I am using `EvalResult`

to report metrics like an accuarcy. In addition to that I look at the examples in my batch and group the results by the category the examples belong to and also calculate the accuracy for each grouped subset.

As an example, if my output is `out=[0, 1, 1, 0]`

and if my ground truth is `gt=[1, 1, 1, 1]`

my accuracy across the batch is 50%. If my category vector is `cat=[A, B, B, A]`

my accuracy for category `A`

would be 0% and for category `B`

would be 100%.

Sometimes I do not have examples in a batch of specific category (e.g. `cat=[A, A, A, A]`

) and thus there is no accuracy to compute (in this case for category `B`

). Therefore, I do not log it with `result.log("accuracy_groupX", ...)`

. I believe that is the best way to handle this instead of logging zero or maybe repeating the last value.
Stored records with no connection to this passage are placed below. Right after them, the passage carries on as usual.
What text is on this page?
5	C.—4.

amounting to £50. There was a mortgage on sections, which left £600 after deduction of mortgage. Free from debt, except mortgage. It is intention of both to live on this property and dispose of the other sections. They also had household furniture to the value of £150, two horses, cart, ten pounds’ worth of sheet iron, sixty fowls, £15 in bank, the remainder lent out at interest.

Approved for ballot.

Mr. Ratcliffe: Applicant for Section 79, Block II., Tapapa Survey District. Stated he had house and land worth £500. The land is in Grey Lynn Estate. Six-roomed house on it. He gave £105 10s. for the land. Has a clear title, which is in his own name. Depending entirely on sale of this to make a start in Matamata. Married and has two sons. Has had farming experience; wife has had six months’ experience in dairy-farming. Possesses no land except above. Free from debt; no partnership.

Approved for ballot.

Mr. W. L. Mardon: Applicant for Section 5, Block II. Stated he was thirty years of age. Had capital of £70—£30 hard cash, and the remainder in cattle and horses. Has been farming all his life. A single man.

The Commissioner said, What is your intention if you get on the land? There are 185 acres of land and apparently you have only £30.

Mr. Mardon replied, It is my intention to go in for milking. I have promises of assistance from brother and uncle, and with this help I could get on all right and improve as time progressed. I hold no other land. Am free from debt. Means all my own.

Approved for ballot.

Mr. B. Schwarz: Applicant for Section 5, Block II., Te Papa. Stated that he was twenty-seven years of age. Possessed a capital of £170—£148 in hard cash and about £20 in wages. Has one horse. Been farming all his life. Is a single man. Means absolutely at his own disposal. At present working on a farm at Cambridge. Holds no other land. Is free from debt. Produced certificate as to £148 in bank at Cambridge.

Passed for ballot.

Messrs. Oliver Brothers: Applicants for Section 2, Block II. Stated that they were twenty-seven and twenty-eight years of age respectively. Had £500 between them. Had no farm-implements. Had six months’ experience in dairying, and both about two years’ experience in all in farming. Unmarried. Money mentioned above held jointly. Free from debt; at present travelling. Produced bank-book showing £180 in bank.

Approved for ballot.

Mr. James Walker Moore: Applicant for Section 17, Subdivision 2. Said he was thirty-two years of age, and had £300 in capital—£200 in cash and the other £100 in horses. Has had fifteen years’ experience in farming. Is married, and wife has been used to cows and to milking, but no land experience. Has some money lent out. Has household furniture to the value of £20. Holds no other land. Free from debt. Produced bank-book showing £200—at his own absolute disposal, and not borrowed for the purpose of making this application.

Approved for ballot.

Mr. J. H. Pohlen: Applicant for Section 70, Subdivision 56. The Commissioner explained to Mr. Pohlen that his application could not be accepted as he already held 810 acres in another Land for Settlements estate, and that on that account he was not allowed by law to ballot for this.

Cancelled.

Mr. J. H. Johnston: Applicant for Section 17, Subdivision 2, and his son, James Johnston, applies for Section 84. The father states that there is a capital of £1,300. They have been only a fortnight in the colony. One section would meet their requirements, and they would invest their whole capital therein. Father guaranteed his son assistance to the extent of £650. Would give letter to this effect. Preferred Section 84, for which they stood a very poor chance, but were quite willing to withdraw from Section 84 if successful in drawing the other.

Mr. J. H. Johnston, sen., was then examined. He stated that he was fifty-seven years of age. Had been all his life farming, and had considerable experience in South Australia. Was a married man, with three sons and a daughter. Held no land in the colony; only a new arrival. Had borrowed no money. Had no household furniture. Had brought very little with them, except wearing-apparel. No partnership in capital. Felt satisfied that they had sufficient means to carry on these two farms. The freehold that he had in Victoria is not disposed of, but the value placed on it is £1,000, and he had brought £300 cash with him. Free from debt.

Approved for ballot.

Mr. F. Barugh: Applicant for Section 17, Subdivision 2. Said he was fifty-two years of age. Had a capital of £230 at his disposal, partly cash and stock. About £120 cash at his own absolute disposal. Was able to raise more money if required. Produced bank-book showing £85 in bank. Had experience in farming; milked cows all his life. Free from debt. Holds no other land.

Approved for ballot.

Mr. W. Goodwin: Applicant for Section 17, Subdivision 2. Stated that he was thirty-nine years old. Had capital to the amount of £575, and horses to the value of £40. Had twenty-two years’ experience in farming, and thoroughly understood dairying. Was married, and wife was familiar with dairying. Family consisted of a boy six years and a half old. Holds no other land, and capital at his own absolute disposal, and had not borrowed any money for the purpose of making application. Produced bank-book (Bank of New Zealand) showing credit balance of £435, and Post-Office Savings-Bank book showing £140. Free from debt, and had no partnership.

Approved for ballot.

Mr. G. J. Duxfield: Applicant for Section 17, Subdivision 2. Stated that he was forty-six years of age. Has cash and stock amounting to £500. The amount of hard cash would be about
But if some of the logged values in the `EvalResult`

object do not have the same number of entries as the others, this crashes the `weighted_mean`

operation in line 366 of the `reduce_on_epoch_end`

function in `step_result.py`

.

This seems to be the case because the weight for the weighted mean (the `batch_sizes`

variable) assumes there is a datapoint to use in the weighted mean, but in reality there is none.

So if `len(result[k])`

is unequal to `(batch_sizes)`

, the `weighted_mean`

mean function will fail, crashing the entire training.

Is there a way to navigate around this bug or maybe even to fix it?